Le milieu agricole attendait le Livre Vert publié le 7 juin dernier par le Ministère de l’Agriculture, des Pêcheries et de l’Alimentation du Québec (MAPAQ) depuis un certain temps. Trois ans après le dépôt du rapport Pronovost issu de la Commission sur l’avenir de l’agriculture, l’ensemble des acteurs de l’agroalimentaire québécois s’attendait à y retrouver un ensemble de pistes d’action qui contribuerait à débloquer la situation de ce secteur en crise. Plusieurs ont été déçus.

Pour fondamental qu’il puisse être, l’enjeu de l’agriculture connaît peu de résonance médiatique au Québec, sinon qu’en ce qui touche à ses aspects les plus criants : fermetures et faillites d’un nombre croissant de fermes, isolement, détresse psychologique et même suicide chez les producteurs, etc. Ces différents problèmes, bien réels, ne sont cependant que la pointe de l’iceberg d’une problématique beaucoup plus profonde.

Ainsi, pour Claire Bolduc, présidente de Solidarité rurale du Québec, le fond du problème réside dans la perception qu’on a développé de l’agriculture. « On en a fait une activité strictement économique alors que c’est une activité socio-économique dont les implications sont fondamentales pour une société. L’agriculture, ça relève de choix sociaux et même d’une culture sociale puisque l’alimentation reflète ce qu’on est, l’héritage culturel qui est le nôtre et les spécificités de notre territoire. C’est aussi, justement, une question d’occupation du territoire puisque 95 % du territoire habité du Québec a une vocation agricole. Manger, c’est un besoin fondamental, si on dépend de l’extérieur pour ça, on n’a plus aucune prise sur notre société. »

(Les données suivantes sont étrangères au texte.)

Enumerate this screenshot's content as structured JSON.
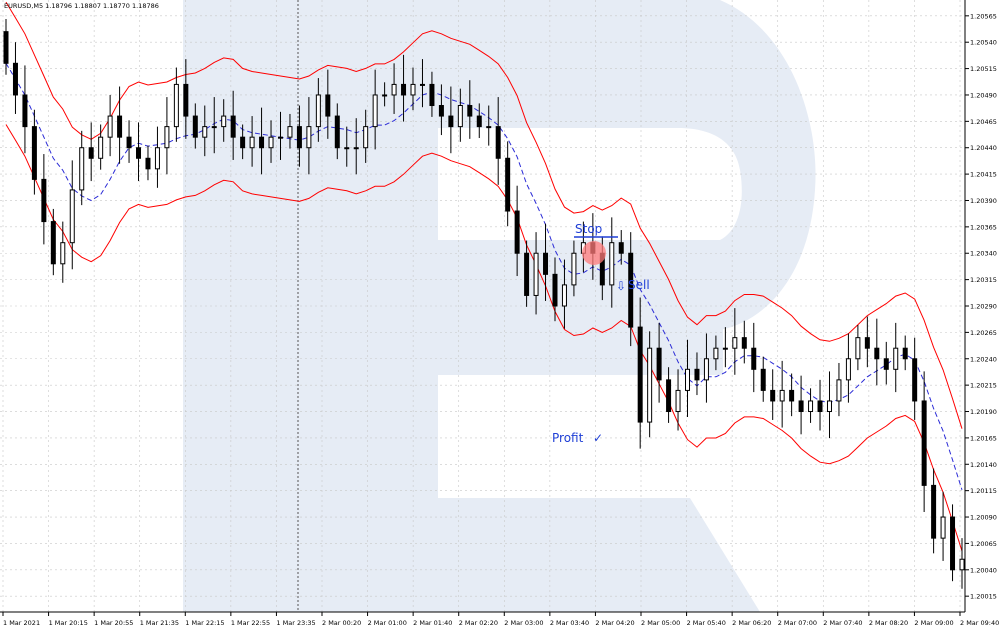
{
  "colors": {
    "watermark": "#e6ecf5",
    "grid": "#c8c8c8",
    "band": "#ff0000",
    "middle_line": "#2b2bd6",
    "candle": "#000000",
    "annotation": "#1f3fd6",
    "highlight": "#ff7a7a"
  },
  "chart_data": {
    "type": "candlestick",
    "title": "EURUSD,M5  1.18796  1.18807  1.18770  1.18786",
    "ylim": [
      1.2,
      1.2058
    ],
    "y_ticks": [
      "1.20565",
      "1.20540",
      "1.20515",
      "1.20490",
      "1.20465",
      "1.20440",
      "1.20415",
      "1.20390",
      "1.20365",
      "1.20340",
      "1.20315",
      "1.20290",
      "1.20265",
      "1.20240",
      "1.20215",
      "1.20190",
      "1.20165",
      "1.20140",
      "1.20115",
      "1.20090",
      "1.20065",
      "1.20040",
      "1.20015"
    ],
    "x_ticks": [
      "1 Mar 2021",
      "1 Mar 20:15",
      "1 Mar 20:55",
      "1 Mar 21:35",
      "1 Mar 22:15",
      "1 Mar 22:55",
      "1 Mar 23:35",
      "2 Mar 00:20",
      "2 Mar 01:00",
      "2 Mar 01:40",
      "2 Mar 02:20",
      "2 Mar 03:00",
      "2 Mar 03:40",
      "2 Mar 04:20",
      "2 Mar 05:00",
      "2 Mar 05:40",
      "2 Mar 06:20",
      "2 Mar 07:00",
      "2 Mar 07:40",
      "2 Mar 08:20",
      "2 Mar 09:00",
      "2 Mar 09:40"
    ],
    "closes": [
      1.2052,
      1.2049,
      1.2046,
      1.2041,
      1.2037,
      1.2033,
      1.2035,
      1.204,
      1.2044,
      1.2043,
      1.2045,
      1.2047,
      1.2045,
      1.2044,
      1.2043,
      1.2042,
      1.2044,
      1.2046,
      1.205,
      1.2047,
      1.2045,
      1.2046,
      1.2046,
      1.2047,
      1.2045,
      1.2044,
      1.2045,
      1.2044,
      1.2045,
      1.2045,
      1.2046,
      1.2044,
      1.2046,
      1.2049,
      1.2047,
      1.2044,
      1.2044,
      1.2044,
      1.2046,
      1.2049,
      1.2049,
      1.205,
      1.2049,
      1.205,
      1.205,
      1.2048,
      1.2047,
      1.2046,
      1.2048,
      1.2047,
      1.2046,
      1.2046,
      1.2043,
      1.2038,
      1.2034,
      1.203,
      1.2034,
      1.2032,
      1.2029,
      1.2031,
      1.2034,
      1.2035,
      1.2034,
      1.2031,
      1.2035,
      1.2034,
      1.2027,
      1.2018,
      1.2025,
      1.2022,
      1.2019,
      1.2021,
      1.2023,
      1.2022,
      1.2024,
      1.2025,
      1.2025,
      1.2026,
      1.2025,
      1.2023,
      1.2021,
      1.202,
      1.2021,
      1.202,
      1.2019,
      1.202,
      1.2019,
      1.202,
      1.2022,
      1.2024,
      1.2026,
      1.2025,
      1.2024,
      1.2023,
      1.2025,
      1.2024,
      1.202,
      1.2012,
      1.2007,
      1.2009,
      1.2004,
      1.2005
    ]
  },
  "annotations": {
    "stop_label": "Stop",
    "sell_label": "Sell",
    "sell_arrow": "⇩",
    "profit_label": "Profit",
    "profit_check": "✓"
  }
}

La stratégie du Livre Vert

La stratégie mise de l’avant par le Livre Vert du MAPAQ est d’abord centrée sur la valorisation des produits québécois. L’objectif est de mettre en valeur les caractéristiques distinctives de ces produits, d’en assurer la qualité et d’en valoriser la mise en marché. Le MAPAQ mise également sur le renforcement de la capacité concurrentielle du secteur agroalimentaire québécois, de même que sur la valorisation de l’environnement et du territoire du Québec.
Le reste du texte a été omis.